A police sergeant and three police constables have been served notices in relation to the arrest and detention of the child, who was strip-searched by MPS officers.
However, the IOPC also noted:
The serving of misconduct notices does not necessarily mean disciplinary proceedings will follow. Due to the sensitivities surrounding this matter, we cannot provide any further information at this time.”
The Met: broken beyond repair
Jameela wrote how police forces, notably the Met police, have an institutionalised problem with the abuse of, and prejudice against, autistic people. Then, she noted how the police are also institutionally racist, too. Magazine the Justice Gap noted that between 2017-2021 police have strip searched approximately 50 children a week. It also noted that the BBC said:
two-thirds of children who had been strip searched by the Met over the past three years were from ethnically diverse backgrounds… 78 girls were strip-searched in London police stations last year – 32 were black or mixed race.
All this comes as former Met police officer David Carrick admitted to dozens of rapes and sexual assaults – underscoring that that the force is also institutionally misogynistic and violent against women. As Jameela previously wrote:
We can’t rely on the police investigating themselves – we have to rely on each other. It’s now more important than ever to observe the police in public.

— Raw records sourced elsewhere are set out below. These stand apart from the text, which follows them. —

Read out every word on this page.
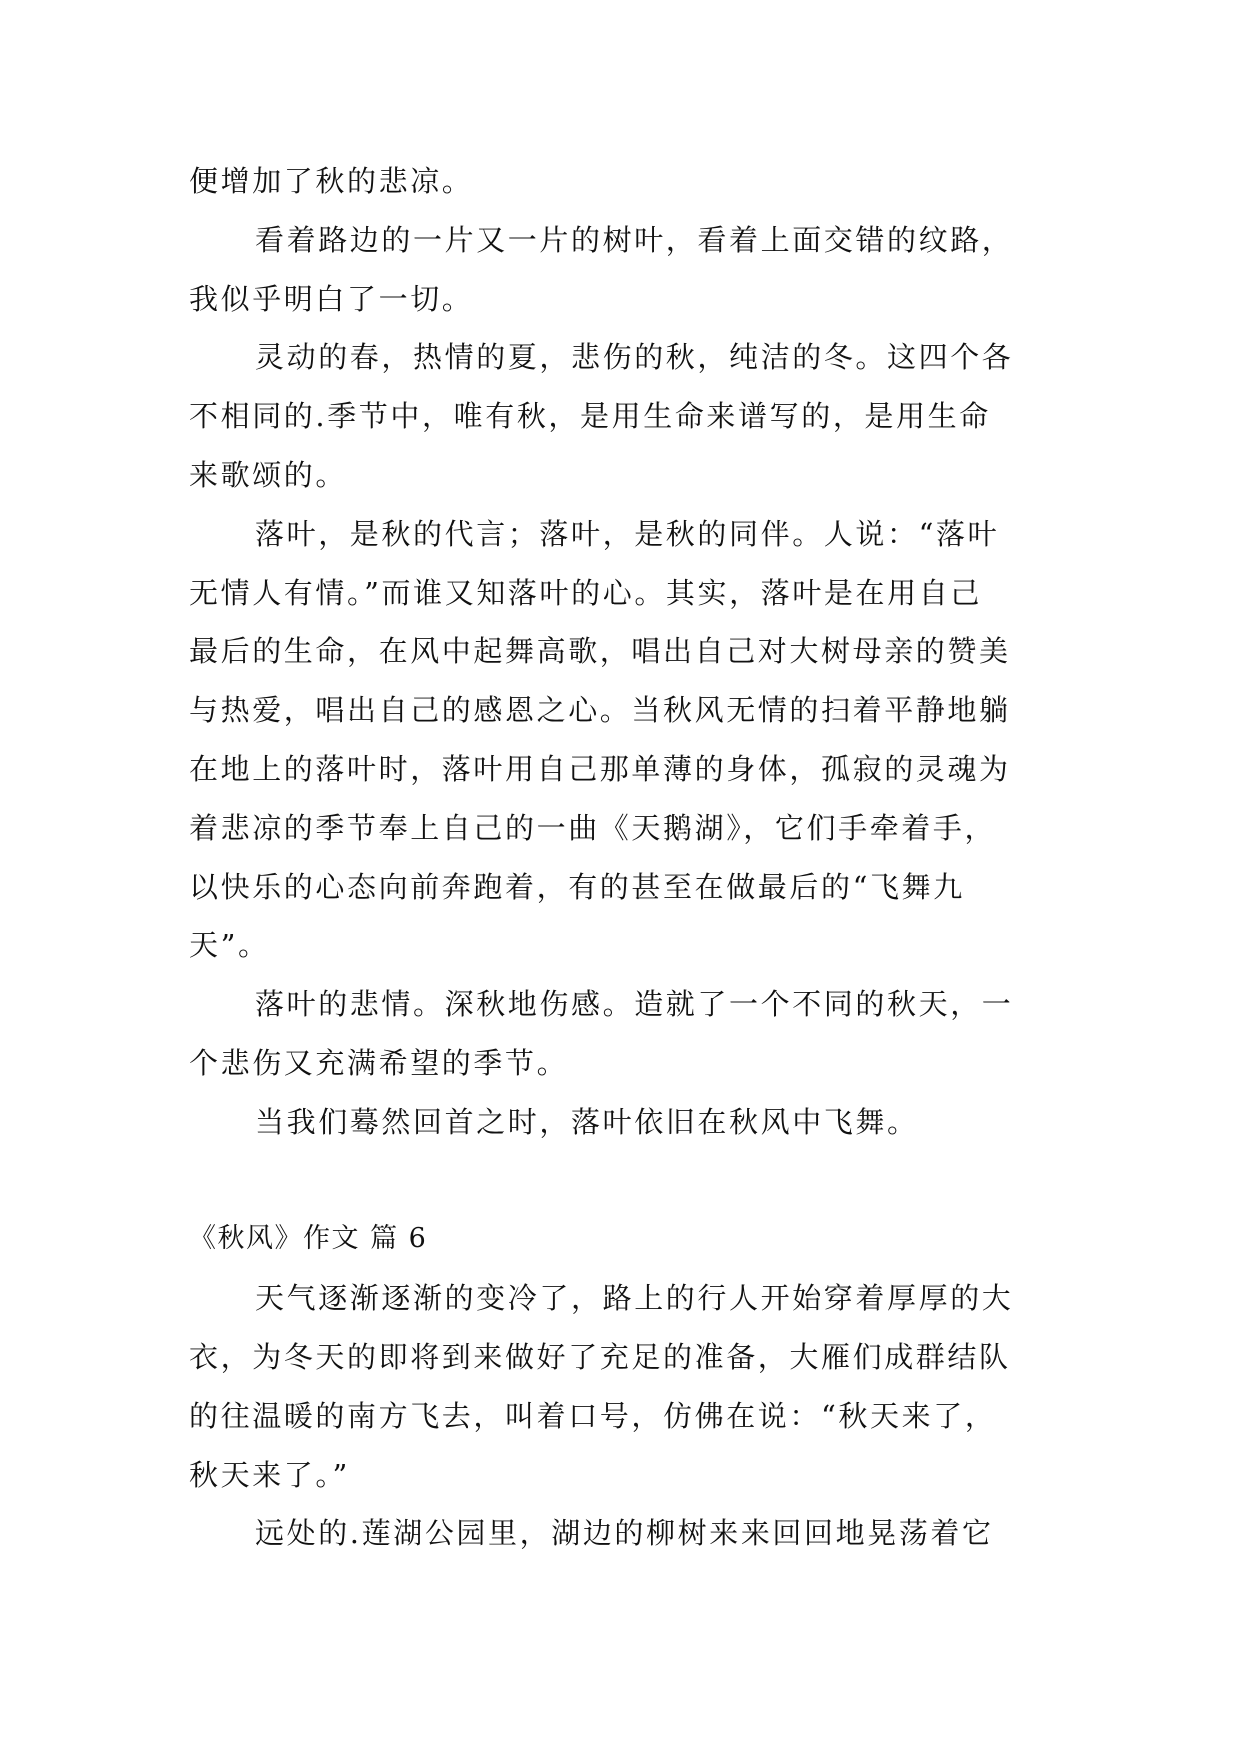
便增加了秋的悲凉。
看着路边的一片又一片的树叶，看着上面交错的纹路，
我似乎明白了一切。
灵动的春，热情的夏，悲伤的秋，纯洁的冬。这四个各
不相同的.季节中，唯有秋，是用生命来谱写的，是用生命
来歌颂的。
落叶，是秋的代言；落叶，是秋的同伴。人说：“落叶
无情人有情。”而谁又知落叶的心。其实，落叶是在用自己
最后的生命，在风中起舞高歌，唱出自己对大树母亲的赞美
与热爱，唱出自己的感恩之心。当秋风无情的扫着平静地躺
在地上的落叶时，落叶用自己那单薄的身体，孤寂的灵魂为
着悲凉的季节奉上自己的一曲《天鹅湖》，它们手牵着手，
以快乐的心态向前奔跑着，有的甚至在做最后的“飞舞九
天”。
落叶的悲情。深秋地伤感。造就了一个不同的秋天，一
个悲伤又充满希望的季节。
当我们蓦然回首之时，落叶依旧在秋风中飞舞。
《秋风》作文 篇 6
天气逐渐逐渐的变冷了，路上的行人开始穿着厚厚的大
衣，为冬天的即将到来做好了充足的准备，大雁们成群结队
的往温暖的南方飞去，叫着口号，仿佛在说：“秋天来了，
秋天来了。”
远处的.莲湖公园里，湖边的柳树来来回回地晃荡着它
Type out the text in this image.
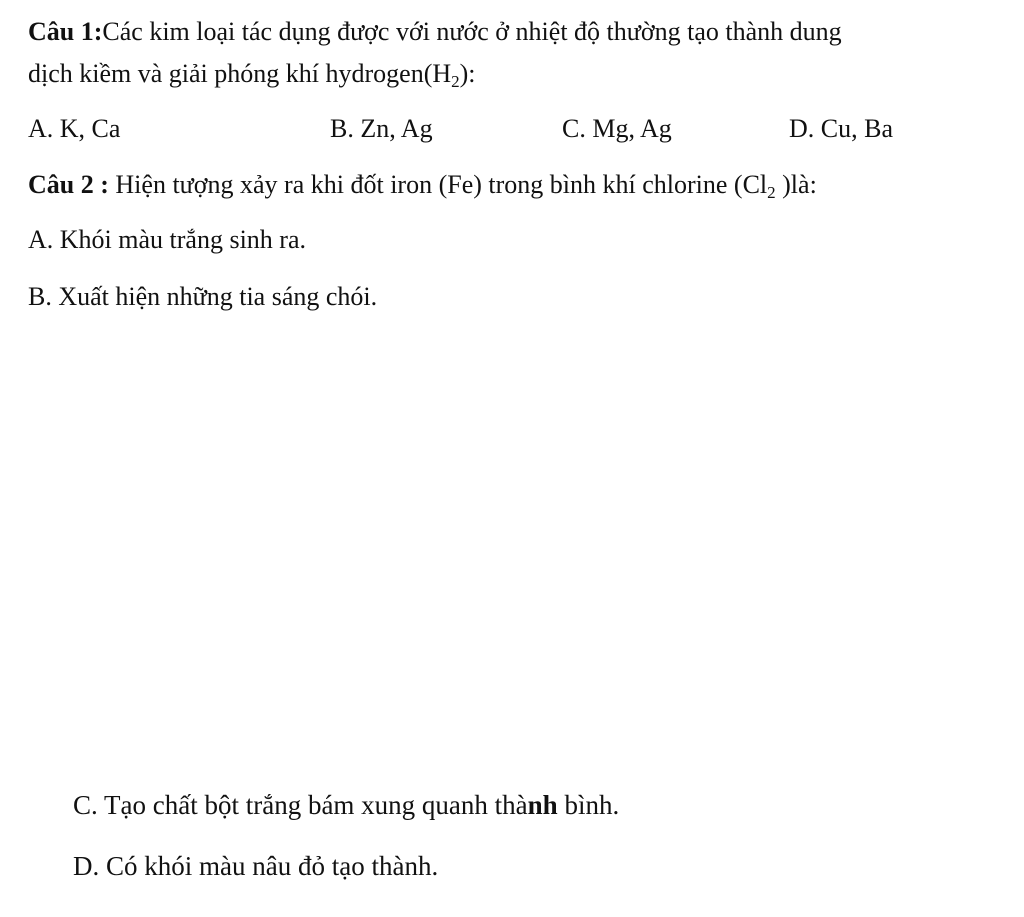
Câu 1:Các kim loại tác dụng được với nước ở nhiệt độ thường tạo thành dung
dịch kiềm và giải phóng khí $hydrogen(H_2)$:
A. K, Ca	B. Zn, Ag	C. Mg, Ag	D. Cu, Ba
Câu 2 : Hiện tượng xảy ra khi đốt iron (Fe) trong bình khí chlorine ($Cl_2$ )là:
A. Khói màu trắng sinh ra.
B. Xuất hiện những tia sáng chói.
C. Tạo chất bột trắng bám xung quanh thành bình.
D. Có khói màu nâu đỏ tạo thành.
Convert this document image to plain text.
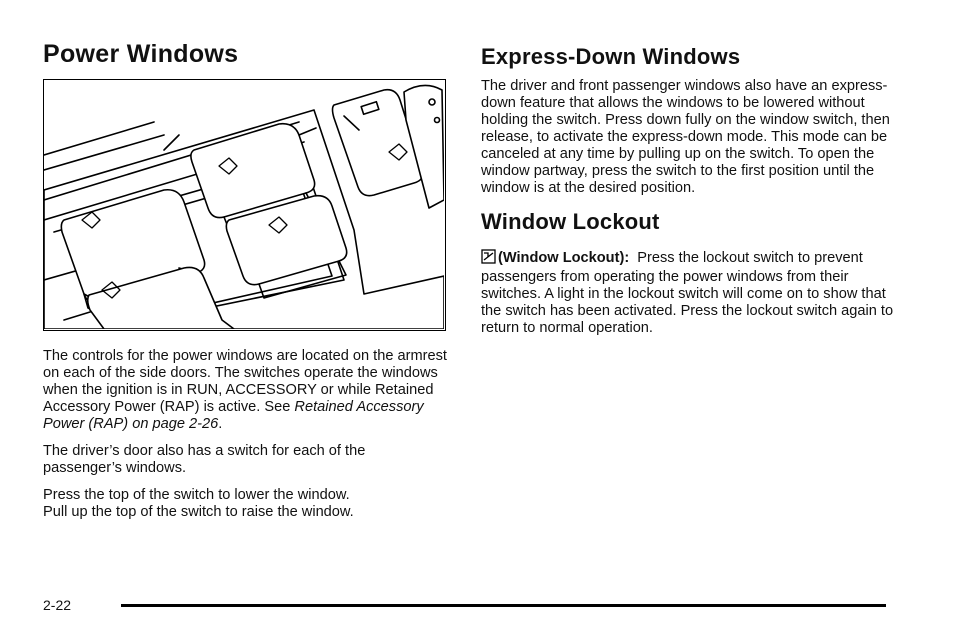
Power Windows

The controls for the power windows are located on the armrest on each of the side doors. The switches operate the windows when the ignition is in RUN, ACCESSORY or while Retained Accessory Power (RAP) is active. See Retained Accessory Power (RAP) on page 2-26.

The driver’s door also has a switch for each of the passenger’s windows.

Press the top of the switch to lower the window.
Pull up the top of the switch to raise the window.

Express-Down Windows

The driver and front passenger windows also have an express-down feature that allows the windows to be lowered without holding the switch. Press down fully on the window switch, then release, to activate the express-down mode. This mode can be canceled at any time by pulling up on the switch. To open the window partway, press the switch to the first position until the window is at the desired position.

Window Lockout

(Window Lockout): Press the lockout switch to prevent passengers from operating the power windows from their switches. A light in the lockout switch will come on to show that the switch has been activated. Press the lockout switch again to return to normal operation.

2-22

With forces like the Met broken beyond repair the calls for government defunding of the police will likely grow louder. However, it would be easy to forget that actually, police forces are operating how the state intends them to – with structural violence, and institutional racism and misogyny all crucial for the functioning of the corporate capitalist system. It’s all to easy to forget this, and the actual horror of police abuses of power, when their crimes are institutionalised to such an extent. For the survivors of police violence, there is no forgetting, though – therefore, nor must anyone else.